Friday, March 12, 2010

MORE THAN 140 CHARACTERS ABOUT LADY GAGA



The new Lady Gaga video, "Telephone," appeared today. As with her last four clips, it's an elaborate spectacle framing a song that's decent at best. I like Gaga's videos and many of her costumes, and her live performances - the bloody MTV Awards one in particular - are excellent. But her music continues to be utterly dependent on the visuals. It's a total package of which the purely sonic component is still the weakest part. "Bad Romance," "Paparazzi" and "Love Game" are good songs; "Poker Face" is half a good song (the imitation-Peaches portions sink the rest); I can't remember what "Just Dance" sounded like and don't feel like looking it up on YouTube to remind myself. And right now, less than a half hour after watching the "Telephone" video for the first and so far only time, I can't remember the song. This is partly because unlike any previous Gaga video, the song is not allowed to play from beginning to end; it's chopped up and bracketed by several dialogue and action sequences, some of which (the women's-prison segments) work very well, some of which (everything with Beyoncé) don't work very well at all.

Honestly, Beyoncé's presence is one of the biggest stumbling blocks for me. I don't like her music at all - her ballads are histrionic and bland, and her attempts to be uptempo and "hard"/"street" are unconvincing, when they're not just plain boneheaded ("Diva") - and her visual style is nowhere near as interesting as Gaga's. And perhaps most importantly of all, she's not weird or shocking, ever, which makes me wonder why she's in this video/on this song. What she does and what Gaga does are almost totally opposed. And crucially, Gaga looks like the future, while Beyoncé looks like the past. Which makes me wonder if the idea of the collaboration was Gaga's...

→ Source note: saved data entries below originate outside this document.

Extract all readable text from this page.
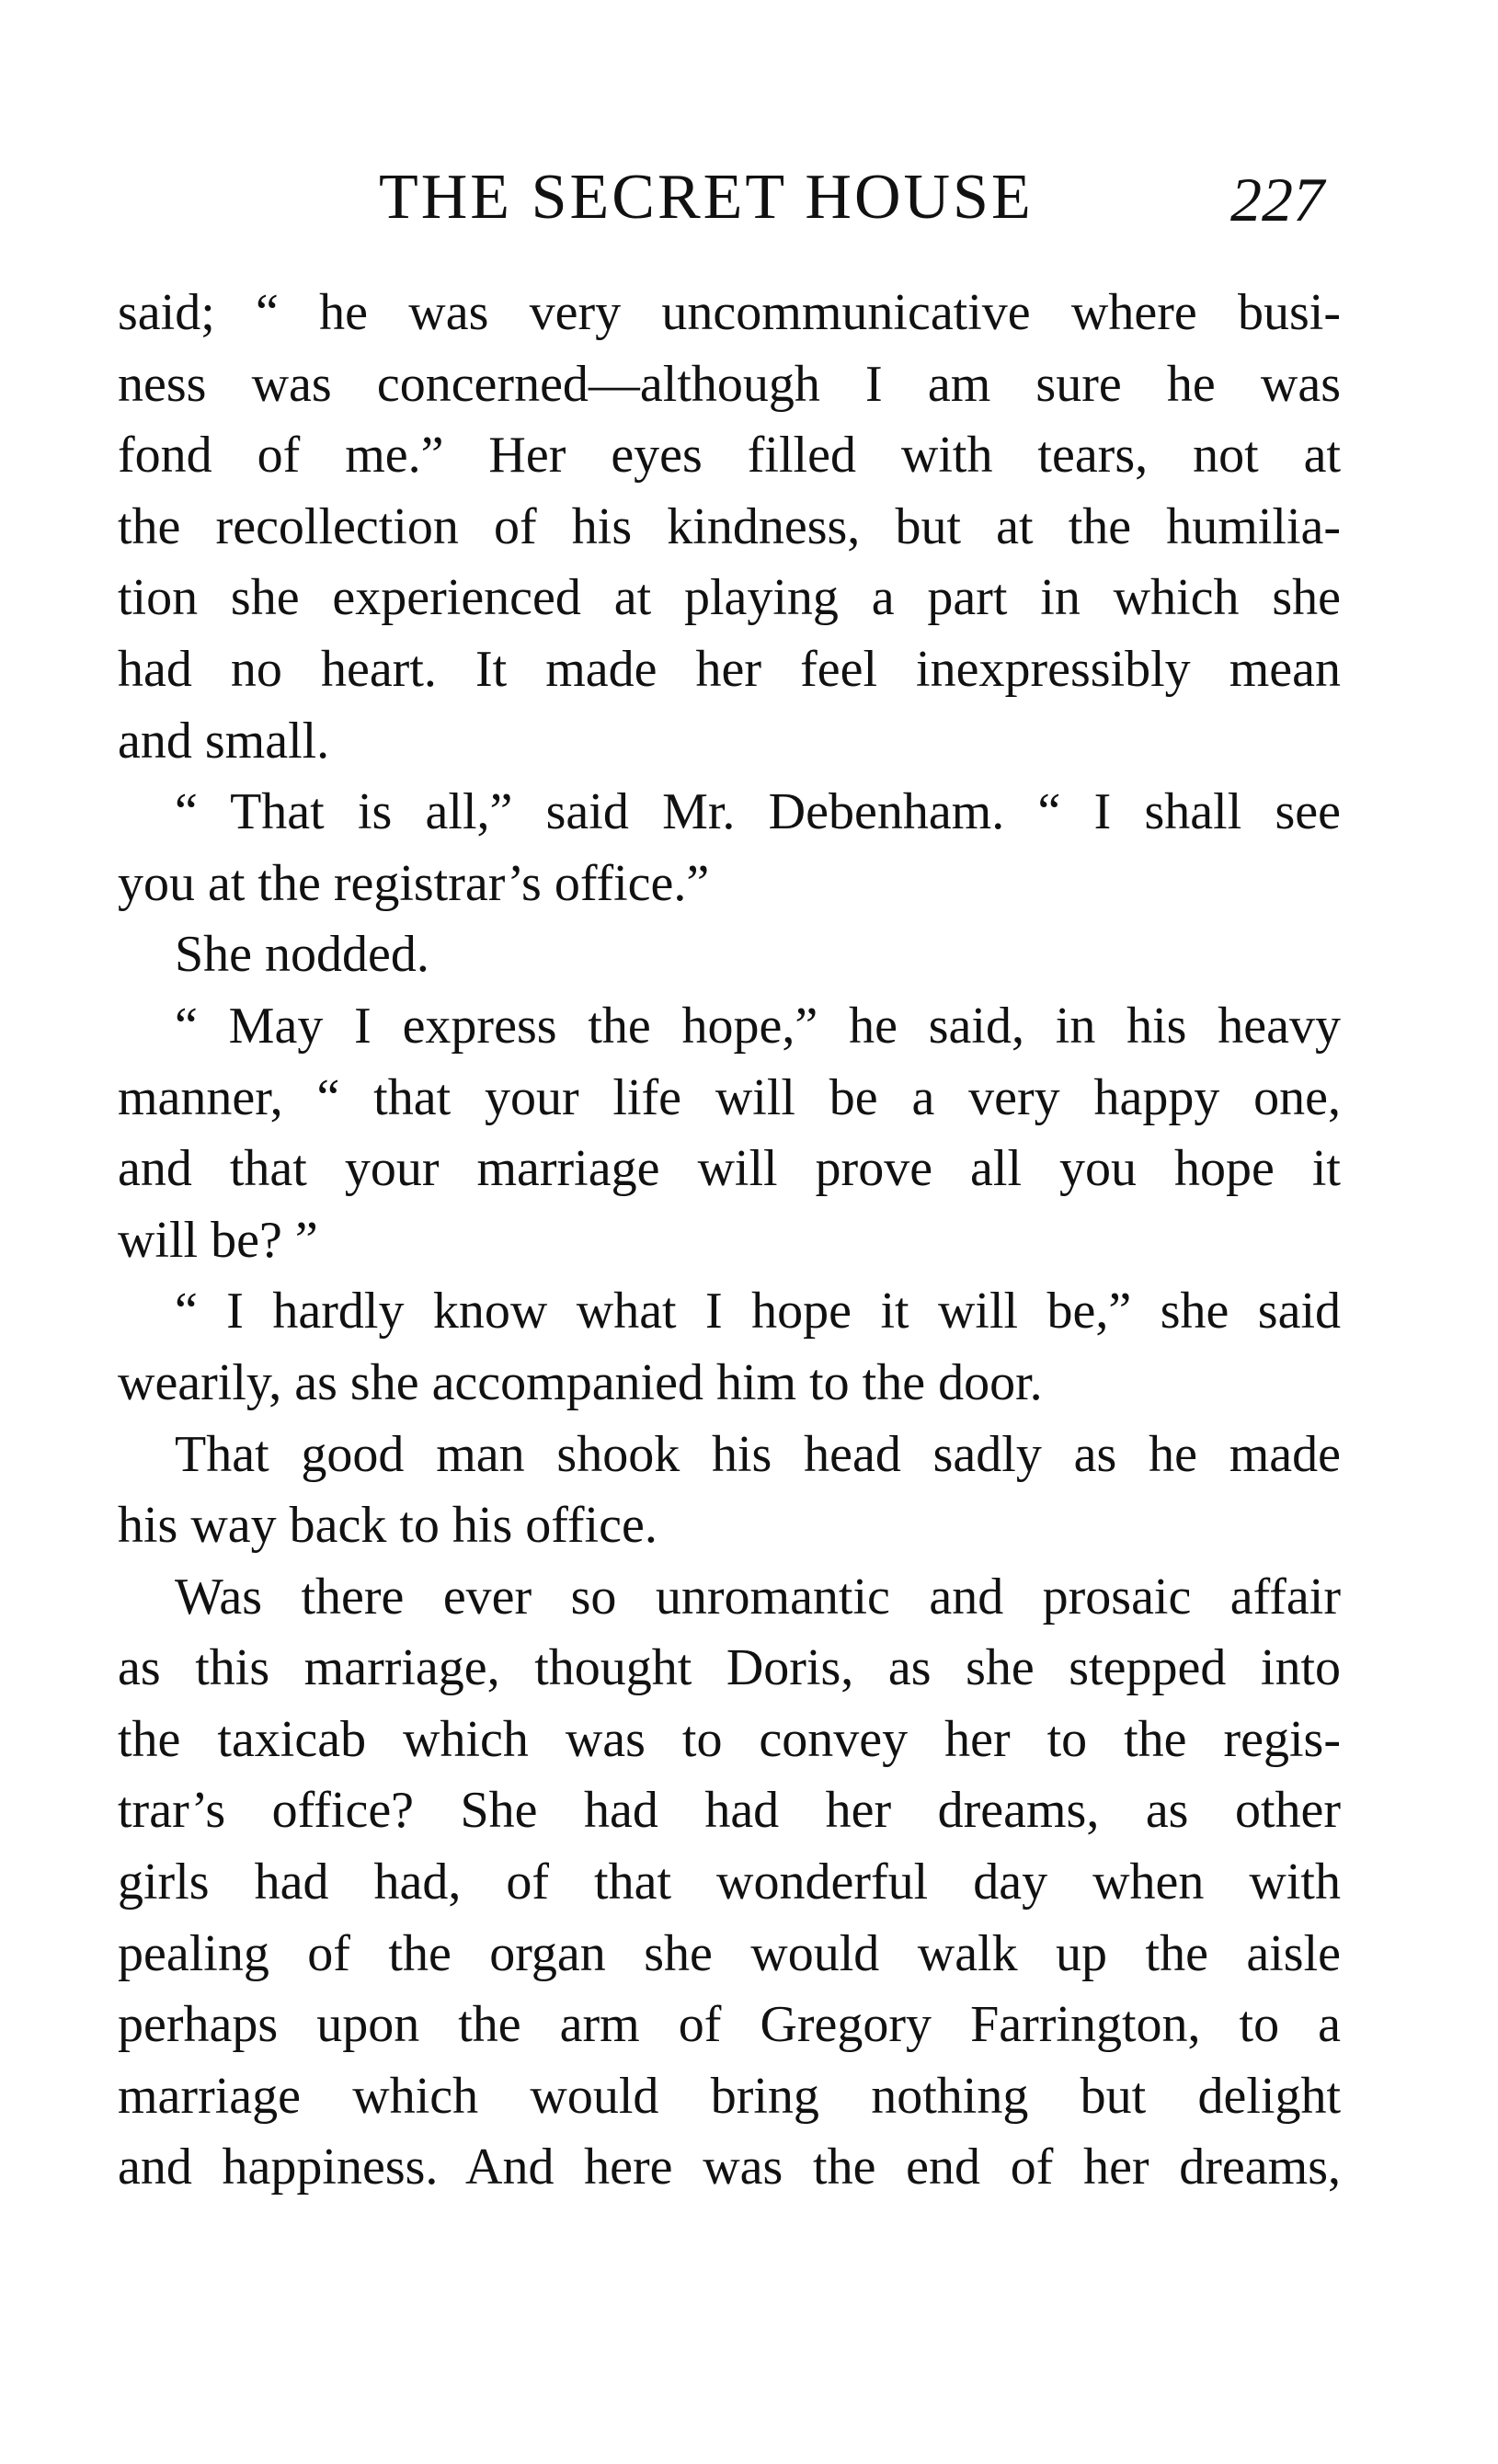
THE SECRET HOUSE	227
said; “ he was very uncommunicative where busi-
ness was concerned—although I am sure he was
fond of me.” Her eyes filled with tears, not at
the recollection of his kindness, but at the humilia-
tion she experienced at playing a part in which she
had no heart. It made her feel inexpressibly mean
and small.
“ That is all,” said Mr. Debenham. “ I shall see
you at the registrar’s office.”
She nodded.
“ May I express the hope,” he said, in his heavy
manner, “ that your life will be a very happy one,
and that your marriage will prove all you hope it
will be? ”
“ I hardly know what I hope it will be,” she said
wearily, as she accompanied him to the door.
That good man shook his head sadly as he made
his way back to his office.
Was there ever so unromantic and prosaic affair
as this marriage, thought Doris, as she stepped into
the taxicab which was to convey her to the regis-
trar’s office? She had had her dreams, as other
girls had had, of that wonderful day when with
pealing of the organ she would walk up the aisle
perhaps upon the arm of Gregory Farrington, to a
marriage which would bring nothing but delight
and happiness. And here was the end of her dreams,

Oh, well; at least Beyoncé isn't just doing her usual thing here. Instead, she's dressed/made up like a RealDoll and singing/reciting dialogue in a hyper-stylized voice...basically, playing Nicki Minaj. Who has in turn been playing Lil' Kim (specifically, the Lil' Kim of the "How Many Licks" video) for a couple of years now. So she's found a new, twice-removed way to be uninteresting. An achievement of some small sort, I guess.

As far as Gaga's part of this production, it's a step down from "Bad Romance" and "Paparazzi" despite being a dramatically higher-budget operation - and yeah, you can see it all on the screen. Director Jonas Åkerlund has abandoned the labored grittiness of his videos for The Prodigy and Metallica and gone full LaChappelle here - I'm surprised the thing wasn't shot in Technicolor. The first third or so, which takes place in a high-glam women's prison and features a hermaphrodite joke in its opening minute that actually made me laugh out loud, is the best part of the whole near-ten-minute thing. The costumes are great, mixing the aesthetics of porn, gang culture, and Broadway in a way that really works. Gaga's thinner than she's been in previous clips, and she's wearing even less clothing, at one point dancing in a studded bra and thong with her hair half-bleached and curled with Diet Coke cans (the most subtle product placement in a film bursting with it) and looking like a demonic Amy Winehouse.

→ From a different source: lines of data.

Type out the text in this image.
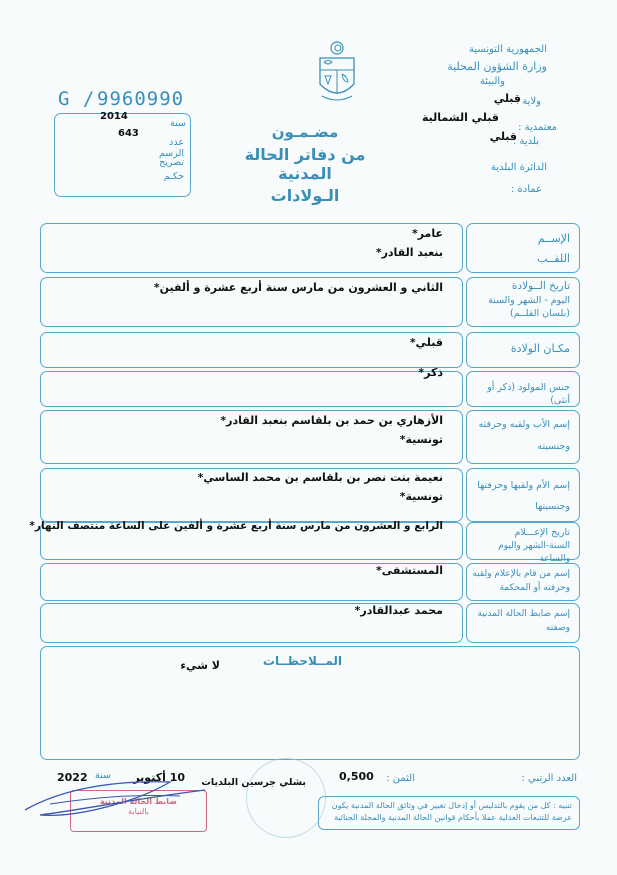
الجمهورية التونسية
وزارة الشؤون المحلية
والبيئة
ولاية :
قبلي
معتمدية :
قبلي الشمالية
بلدية :
قبلي
الدائرة البلدية
عمادة :
G / 9960990
2014
سنة
643
عدد الرسم
تصريح
حكـم
مضـمـون
من دفاتر الحالة المدنية
الـولادات
الإســم
اللقــب
عامر*
بنعبد القادر*
تاريخ الــولادة
اليوم - الشهر والسنة
(بلسان القلــم)
الثاني و العشرون من مارس سنة أربع عشرة و ألفين*
مكـان الولادة
قبلي*
جنس المولود (ذكر أو أنثى)
ذكر*
إسم الأب ولقبه وحرفته
وجنسيته
الأزهاري بن حمد بن بلقاسم بنعبد القادر*
تونسية*
إسم الأم ولقبها وحرفتها
وجنسيتها
نعيمة بنت نصر بن بلقاسم بن محمد الساسي*
تونسية*
تاريخ الإعـــلام
السنة-الشهر واليوم والساعة
الرابع و العشرون من مارس سنة أربع عشرة و ألفين على الساعة منتصف النهار*
إسم من قام بالإعلام ولقبه
وحرفته أو المحكمة
المستشفى*
إسم ضابط الحالة المدنية
وصفته
محمد عبدالقادر*
المــلاحظــات
لا شيء
العدد الرتبي :
الثمن :
0,500
بشلي جرسين البلديات
10 أكتوبر
سنة
2022
تنبيه : كل من يقوم بالتدليس أو إدخال تغيير في وثائق الحالة المدنية يكون عرضة للتتبعات العدلية عملا بأحكام قوانين الحالة المدنية والمجلة الجنائية
ضابط الحالة المدنية
بالنيابة
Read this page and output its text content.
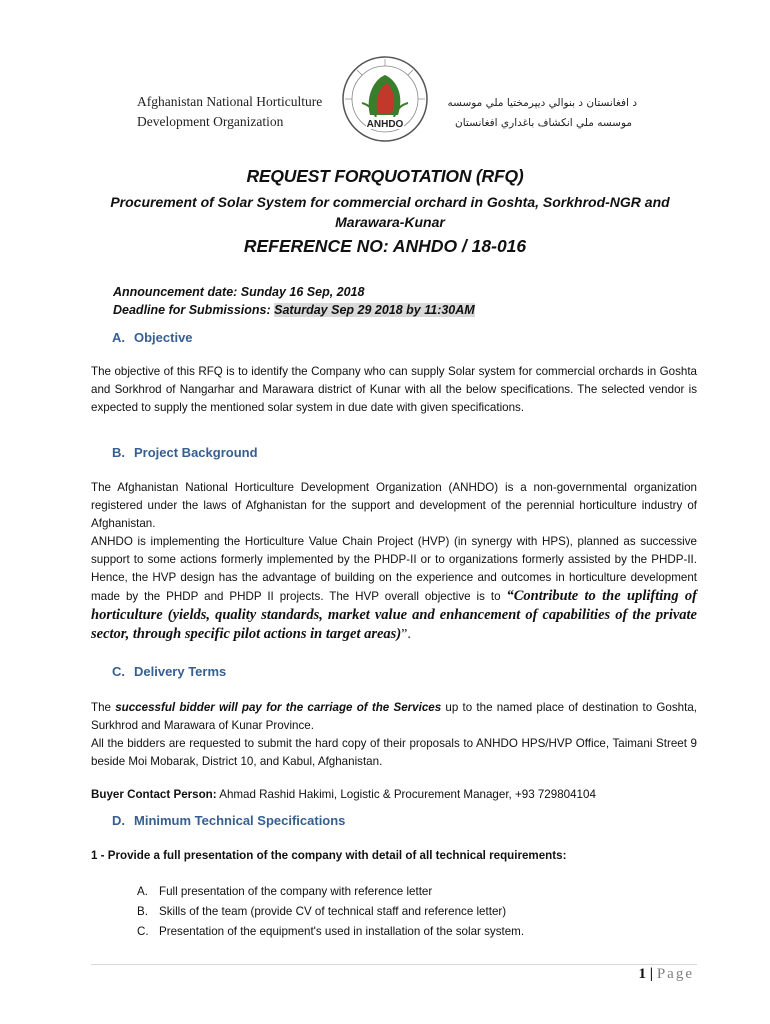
Afghanistan National Horticulture
Development Organization	ANHDO
د افغانستان د بنوالي ديپرمختيا ملي موسسه
موسسه ملي انكشاف باغداري افغانستان
REQUEST FORQUOTATION (RFQ)
Procurement of Solar System for commercial orchard in Goshta, Sorkhrod-NGR and Marawara-Kunar
REFERENCE NO: ANHDO / 18-016
Announcement date: Sunday 16 Sep, 2018
Deadline for Submissions: Saturday Sep 29 2018 by 11:30AM
A. Objective
The objective of this RFQ is to identify the Company who can supply Solar system for commercial orchards in Goshta and Sorkhrod of Nangarhar and Marawara district of Kunar with all the below specifications. The selected vendor is expected to supply the mentioned solar system in due date with given specifications.
B. Project Background
The Afghanistan National Horticulture Development Organization (ANHDO) is a non-governmental organization registered under the laws of Afghanistan for the support and development of the perennial horticulture industry of Afghanistan.
ANHDO is implementing the Horticulture Value Chain Project (HVP) (in synergy with HPS), planned as successive support to some actions formerly implemented by the PHDP-II or to organizations formerly assisted by the PHDP-II. Hence, the HVP design has the advantage of building on the experience and outcomes in horticulture development made by the PHDP and PHDP II projects. The HVP overall objective is to “Contribute to the uplifting of horticulture (yields, quality standards, market value and enhancement of capabilities of the private sector, through specific pilot actions in target areas)”.
C. Delivery Terms
The successful bidder will pay for the carriage of the Services up to the named place of destination to Goshta, Surkhrod and Marawara of Kunar Province.
All the bidders are requested to submit the hard copy of their proposals to ANHDO HPS/HVP Office, Taimani Street 9 beside Moi Mobarak, District 10, and Kabul, Afghanistan.
Buyer Contact Person: Ahmad Rashid Hakimi, Logistic & Procurement Manager, +93 729804104
D. Minimum Technical Specifications
1 - Provide a full presentation of the company with detail of all technical requirements:
A. Full presentation of the company with reference letter
B. Skills of the team (provide CV of technical staff and reference letter)
C. Presentation of the equipment's used in installation of the solar system.
1 | Page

When she leaves prison and hooks up with Beyoncé, driving away in Uma Thurman's "Pussy Wagon" from the Kill Bill movies, my heart sank a little.

Previously, Gaga's stolen everything that caught her eye - costumes from old Samantha Fox videos and The Night Porter, imagery and a general vibe from Matthew Barney, Alien and The Warriors, Japanese kegadol (girls in bandages) fetishism...not to mention all the occult symbolism...but she's always made it her own. Gaga-world has always been its own thing until now, with references to Earth that were recognizable, but not blatant and pandering. The presence of the "Pussy Wagon" is clumsy, lowering the whole video to the level of rappers reciting dialogue from Scarface.

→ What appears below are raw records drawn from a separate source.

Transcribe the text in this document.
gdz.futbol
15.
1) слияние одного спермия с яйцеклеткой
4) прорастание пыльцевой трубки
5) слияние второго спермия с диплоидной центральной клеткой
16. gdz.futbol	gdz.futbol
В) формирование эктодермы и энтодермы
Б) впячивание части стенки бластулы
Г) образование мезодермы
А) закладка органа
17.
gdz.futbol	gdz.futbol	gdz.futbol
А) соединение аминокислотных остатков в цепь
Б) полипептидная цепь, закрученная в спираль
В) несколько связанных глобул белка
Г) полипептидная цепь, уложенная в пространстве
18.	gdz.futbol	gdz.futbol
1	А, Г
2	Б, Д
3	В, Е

The video pretty much goes off a cliff from there - Beyoncé goes to a diner, poisons Tyrese (things perk up again when Gaga is seen in the kitchen, poisoning everyone's food as a recipe appears onscreen), and then the two women dance and sing in a diner full of corpses before driving off in the "Pussy Wagon." The End.

The mini-movie-ness of "Telephone" (which, lyrically, has nothing to do with any of this, though both Gaga and Beyoncé are seen using telephones at several points during the clip) points out what's been becoming more and more obvious with each succeeding Gaga clip - she's not writing songs, she's writing musical numbers. Without the visuals, they're no more interesting than it would be to listen to a Busby Berkeley number on TV in another room. I may well watch this video another time or two, though I doubt it - it's just not as good as her last two or three have been. But would I listen to the song by itself? Absolutely not. As I said above, even right now I can't remember what it sounded like. That seems like bad news for her label, which almost certainly had to lay out some money for a production this elaborate, no matter how many product placements they shoehorned in.